Q- Vous avez suivi, vous avez écouté F. Bayrou au cours du Congrès de l'UDF ; estimez-vous aujourd'hui que F. Bayrou est dans l'opposition ?
R- La question que je me pose n'est pas exactement celle-ci. La question que je me pose, c'est : F. Bayrou et ses proches, souhaitent-ils vraiment la victoire du "oui" au référendum ? Et si tel n'était pas le cas, cela voudrait dire que les petits calculs politiciens ont remplacé la priorité européenne de son parti.
Q- Lorsque vous avez présenté vos voeux à la presse, vous aviez déjà dit que F. Bayrou méritait "un carton rouge". Aujourd'hui, estimez-vous qu'il a franchi la ligne jaune ?
R- Je crois, encore une fois, que l'important n'est pas là. L'important, c'est que le oui l'emporte. Alors, F. Bayrou poursuit un objectif qui reste difficile à définir, même s'il apparaît très personnel. Et l'important est que l'on ne s'égare pas, que l'on ne cède pas à cette confusion qui me semble, malgré tout, être mise en place avec une certaine imprudence, voire un dessein inquiétant, et que l'on garde l'objectif de faire gagner le "oui" à ce référendum, qui est le problème pour les Français,
l'objectif.
Q- Quand vous l'écoutez dire trois fois "oui" au référendum, mais en même temps, trois fois "non" au Gouvernement, le soupçonnez-vous, peut-être, de souhaiter l'échec du référendum ?

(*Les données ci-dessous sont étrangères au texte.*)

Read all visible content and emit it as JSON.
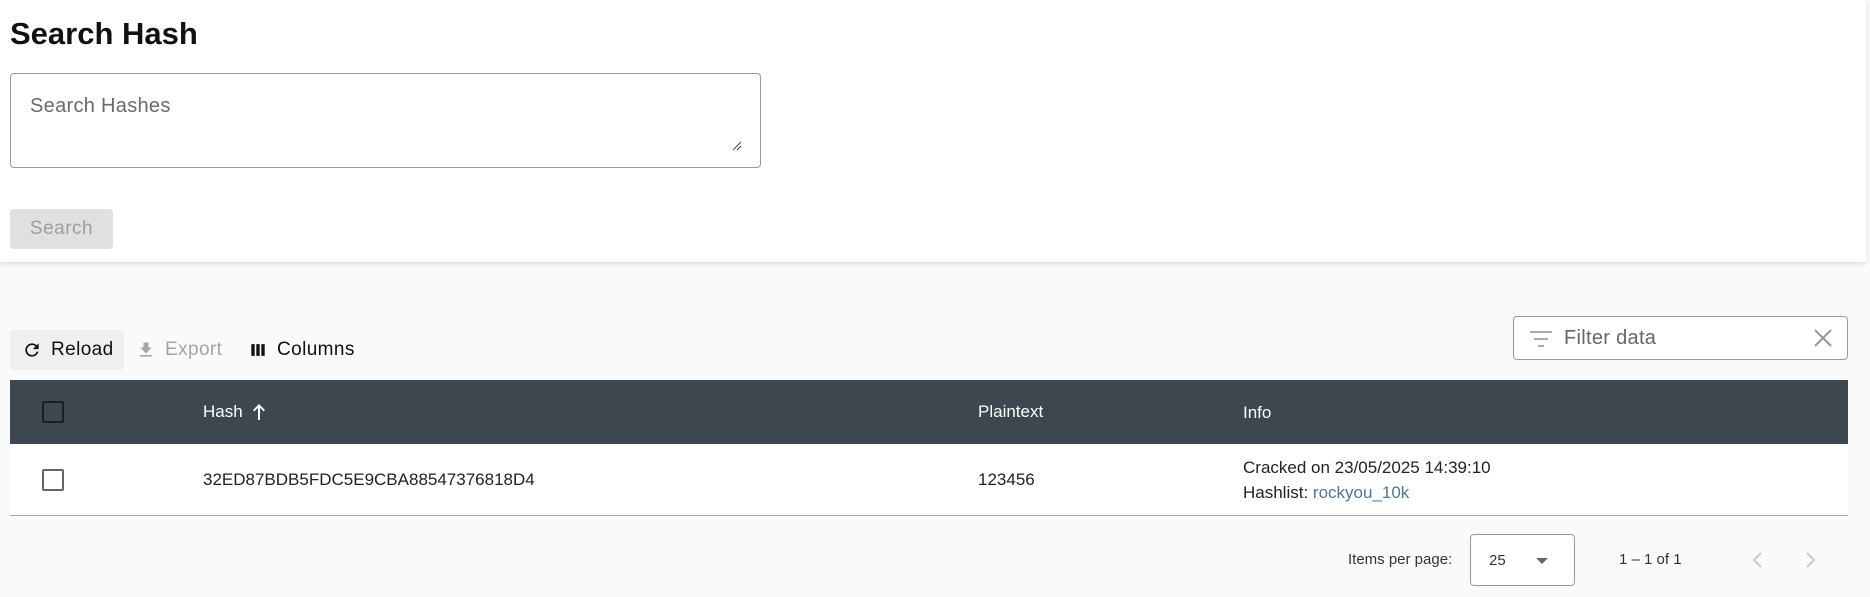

R- On peut se poser la question quand même. Je crois que nous sommes nombreux désormais, je connais beaucoup d'élus UDF, je connais beaucoup d'électeurs de l'UDF, qui s'interrogent. Ils se disent : mais où va-t-on ? Où allons-nous ? Comment cela va-t-il se terminer ? Je crois qu'il faut que F. Bayrou se ressaisisse, qu'il dise la vérité. S'il est véritablement pour le "oui", alors il fait une campagne pour le oui ; s'il a des hésitations, des états d'âme, s'il a d'autres desseins qui lui sont plus prioritaires, qu'il l'avoue, qu'il le dise. Il faut clarifier la situation.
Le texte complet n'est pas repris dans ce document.